The film is a scathing critique on marriage and asks tough questions about the viability of staying in a long term relationship with one person and the possibility of happiness within a monogamous partnership.

The attractive actors give exceptionally intimate performances that look spontaneous and make us feel like intruders in a couple’s most private moments. The sexual moments are not sensual but are meant to show the emotional distance growing between them.

This couple has big plans to renovate a newly purchased house that will become their dream home, but the dream slowly dissolves as the dysfunction between them grows and the house falls apart like their marriage. They literally grow apart from each other and seem unable to come to any common ground, as much as we want to see them achieve their dreams.

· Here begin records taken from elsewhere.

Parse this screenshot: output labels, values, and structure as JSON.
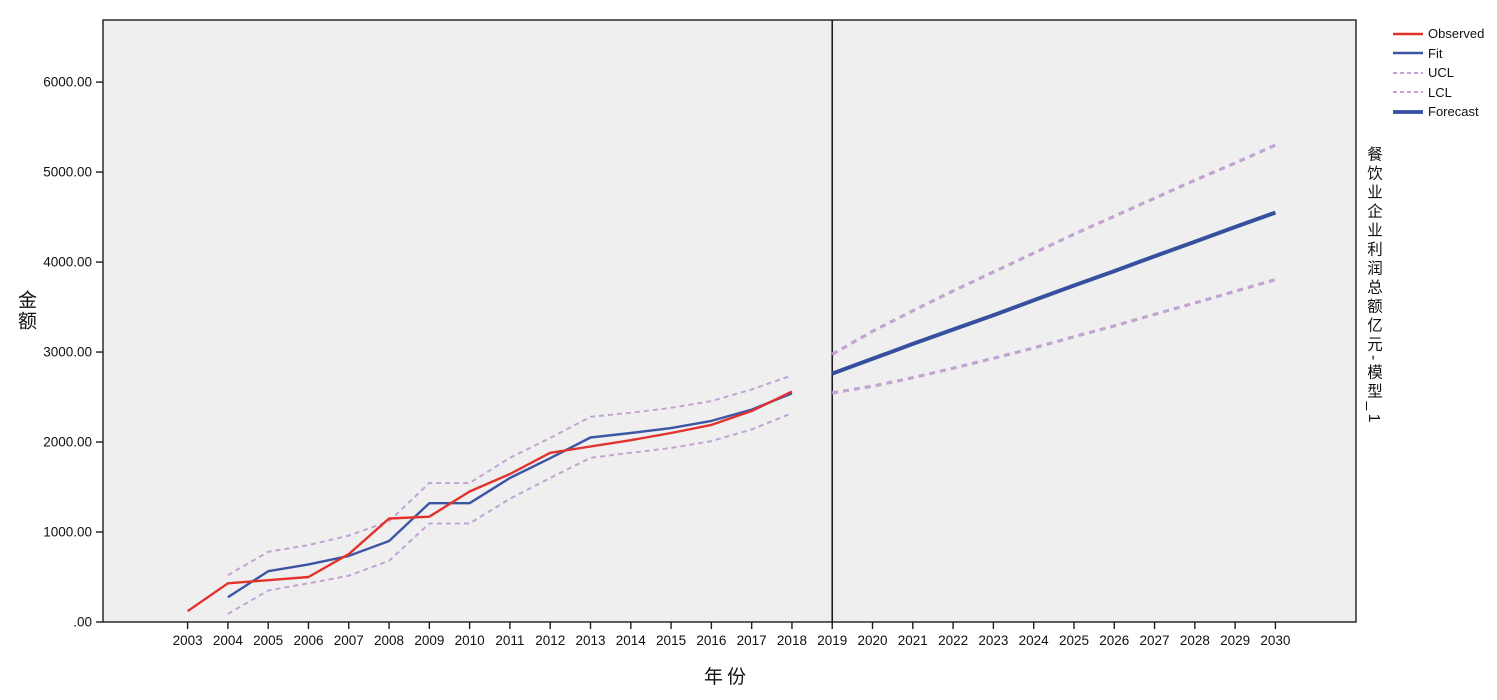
{
  "page": {
    "background": "#ffffff"
  },
  "chart_data": {
    "type": "line",
    "title": "",
    "xlabel": "年份",
    "ylabel": "金额",
    "right_axis_label": "餐饮业企业利润总额亿元-模型_1",
    "legend_position": "top-right",
    "grid": false,
    "plot_bg": "#efeff0",
    "frame_color": "#1c1c1c",
    "tick_color": "#1c1c1c",
    "divider_year": 2019,
    "xlim": [
      2000.9,
      2032.0
    ],
    "ylim": [
      0,
      6690
    ],
    "x_ticks": [
      2003,
      2004,
      2005,
      2006,
      2007,
      2008,
      2009,
      2010,
      2011,
      2012,
      2013,
      2014,
      2015,
      2016,
      2017,
      2018,
      2019,
      2020,
      2021,
      2022,
      2023,
      2024,
      2025,
      2026,
      2027,
      2028,
      2029,
      2030
    ],
    "y_ticks": [
      {
        "label": "6000.00",
        "value": 6000
      },
      {
        "label": "5000.00",
        "value": 5000
      },
      {
        "label": "4000.00",
        "value": 4000
      },
      {
        "label": "3000.00",
        "value": 3000
      },
      {
        "label": "2000.00",
        "value": 2000
      },
      {
        "label": "1000.00",
        "value": 1000
      },
      {
        "label": ".00",
        "value": 0
      }
    ],
    "legend": [
      {
        "label": "Observed",
        "color": "#e1322c",
        "dash": "",
        "width": 2.4
      },
      {
        "label": "Fit",
        "color": "#3c56a6",
        "dash": "",
        "width": 2.4
      },
      {
        "label": "UCL",
        "color": "#c2a4d2",
        "dash": "4 3",
        "width": 2
      },
      {
        "label": "LCL",
        "color": "#c2a4d2",
        "dash": "4 3",
        "width": 2
      },
      {
        "label": "Forecast",
        "color": "#34509e",
        "dash": "",
        "width": 3.8
      }
    ],
    "series": [
      {
        "name": "ucl-historical",
        "color": "#c2a4d2",
        "dash": "5 4",
        "width": 2,
        "x": [
          2004,
          2005,
          2006,
          2007,
          2008,
          2009,
          2010,
          2011,
          2012,
          2013,
          2014,
          2015,
          2016,
          2017,
          2018
        ],
        "values": [
          520,
          780,
          855,
          960,
          1120,
          1545,
          1545,
          1825,
          2045,
          2280,
          2325,
          2380,
          2455,
          2585,
          2740
        ]
      },
      {
        "name": "lcl-historical",
        "color": "#c2a4d2",
        "dash": "5 4",
        "width": 2,
        "x": [
          2004,
          2005,
          2006,
          2007,
          2008,
          2009,
          2010,
          2011,
          2012,
          2013,
          2014,
          2015,
          2016,
          2017,
          2018
        ],
        "values": [
          90,
          350,
          430,
          515,
          680,
          1095,
          1095,
          1370,
          1600,
          1825,
          1880,
          1935,
          2010,
          2140,
          2320
        ]
      },
      {
        "name": "ucl-forecast",
        "color": "#c2a4d2",
        "dash": "6 5",
        "width": 3.2,
        "x": [
          2019,
          2020,
          2021,
          2022,
          2023,
          2024,
          2025,
          2026,
          2027,
          2028,
          2029,
          2030
        ],
        "values": [
          2975,
          3230,
          3460,
          3680,
          3890,
          4100,
          4310,
          4510,
          4710,
          4910,
          5100,
          5300
        ]
      },
      {
        "name": "lcl-forecast",
        "color": "#c2a4d2",
        "dash": "6 5",
        "width": 3.2,
        "x": [
          2019,
          2020,
          2021,
          2022,
          2023,
          2024,
          2025,
          2026,
          2027,
          2028,
          2029,
          2030
        ],
        "values": [
          2545,
          2620,
          2715,
          2820,
          2930,
          3045,
          3170,
          3290,
          3420,
          3545,
          3675,
          3805
        ]
      },
      {
        "name": "fit",
        "color": "#3c56a6",
        "dash": "",
        "width": 2.4,
        "x": [
          2004,
          2005,
          2006,
          2007,
          2008,
          2009,
          2010,
          2011,
          2012,
          2013,
          2014,
          2015,
          2016,
          2017,
          2018
        ],
        "values": [
          275,
          565,
          640,
          735,
          900,
          1320,
          1320,
          1600,
          1820,
          2050,
          2100,
          2155,
          2235,
          2360,
          2540
        ]
      },
      {
        "name": "observed",
        "color": "#e1322c",
        "dash": "",
        "width": 2.4,
        "x": [
          2003,
          2004,
          2005,
          2006,
          2007,
          2008,
          2009,
          2010,
          2011,
          2012,
          2013,
          2014,
          2015,
          2016,
          2017,
          2018
        ],
        "values": [
          120,
          430,
          465,
          500,
          755,
          1150,
          1170,
          1450,
          1645,
          1880,
          1950,
          2020,
          2100,
          2190,
          2345,
          2560
        ]
      },
      {
        "name": "forecast",
        "color": "#34509e",
        "dash": "",
        "width": 4,
        "x": [
          2019,
          2020,
          2021,
          2022,
          2023,
          2024,
          2025,
          2026,
          2027,
          2028,
          2029,
          2030
        ],
        "values": [
          2760,
          2925,
          3090,
          3250,
          3410,
          3575,
          3740,
          3900,
          4065,
          4225,
          4390,
          4550
        ]
      }
    ]
  }
}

Director Anahí Berneri uses the camera to give the effect of an intimate fly-on-the-wall style documentary that helps give the film a personal quality. 

There are no easy answers to marriage’s many problems but the film can be seen as a cautionary tale depicting many of the little annoyances in every relationship, and how they are brought to bear and gradually build to a point, if not acknowledged, that it comes to a destructive and tragic end, bringing out the worst qualities in people despite the best of intentions. 

The film takes its time to show us a complete life between two people and their young son and moves along at a steady sometimes tedious pace, which is the point of the film I would say. But like Boyhood (2014), the moments eventually grow into more than the sum of its parts and the dramatic ending is a poignant and satisfying one.

Aire Libre had its world premiere at the TIFF 2014 Toronto International Film Festival. 

JP

1 comment:

Shiran said...

Sounds like an Argentinian "Kramer vs Kramer". Well reviewed.